To teach in a manner that respects and cares for the souls of our studies is essential if we are to provide the necessary conditions where learning can most deeply and intimately begin.

—bell hooks, Teaching to Transgress: Education as the Practice of Freedom (1994)

As a writing instructor, my goal is to teach students how to use the power and versatility of written communication in their lives, both in academic contexts and beyond. My approach is lifted largely from my own experiences as a student when thinking about the moments in my education that have been most meaningful to me. From this, I have uncovered three key exercises: be available to my students, empower my students, and teach with compassion.

It was at my women’s college that I first saw the benefit of empowering students. There was a significance placed on the words and ideas of students that I had not seen much of before then. There was no sense of my lack of degrees or any other qualifiers that made anything I had to say more or less important than that of anyone else in the classroom.
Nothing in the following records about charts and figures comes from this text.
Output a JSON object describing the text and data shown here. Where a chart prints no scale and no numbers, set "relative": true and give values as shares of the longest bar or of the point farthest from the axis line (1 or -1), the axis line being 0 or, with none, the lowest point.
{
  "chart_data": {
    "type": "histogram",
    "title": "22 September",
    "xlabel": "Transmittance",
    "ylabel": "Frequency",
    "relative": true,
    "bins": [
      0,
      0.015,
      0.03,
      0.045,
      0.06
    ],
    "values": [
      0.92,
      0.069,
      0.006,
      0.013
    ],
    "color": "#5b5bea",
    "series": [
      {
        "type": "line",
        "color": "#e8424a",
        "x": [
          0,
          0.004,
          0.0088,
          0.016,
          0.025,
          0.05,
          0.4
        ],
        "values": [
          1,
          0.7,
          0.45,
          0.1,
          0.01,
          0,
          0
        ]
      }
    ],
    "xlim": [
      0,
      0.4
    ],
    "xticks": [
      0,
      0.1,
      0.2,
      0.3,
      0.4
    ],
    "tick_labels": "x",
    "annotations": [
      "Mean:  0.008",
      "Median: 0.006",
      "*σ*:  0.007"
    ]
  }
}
Because of that understanding, I was comfortable to state my beliefs, my arguments, and more with a level on confidence that has followed me since. I was able to be fearless in a way that I never had before because I knew that I had the support of my instructor and peers. 

To teach with compassion means to recognize the humanity of your students and treat them as such both in and outside of the classroom. Just as I exist in the context of our classroom and outside of it, so do they. It is imperative to remember that life bleeds into the classroom in a myriad of moments and ways, and students cannot always divorce their academic persona from their personhood; in fact, to ask them to do so is to ask them to divorce their humanity from their work which I believe runs absolutely contrary to the goals of the Humanities.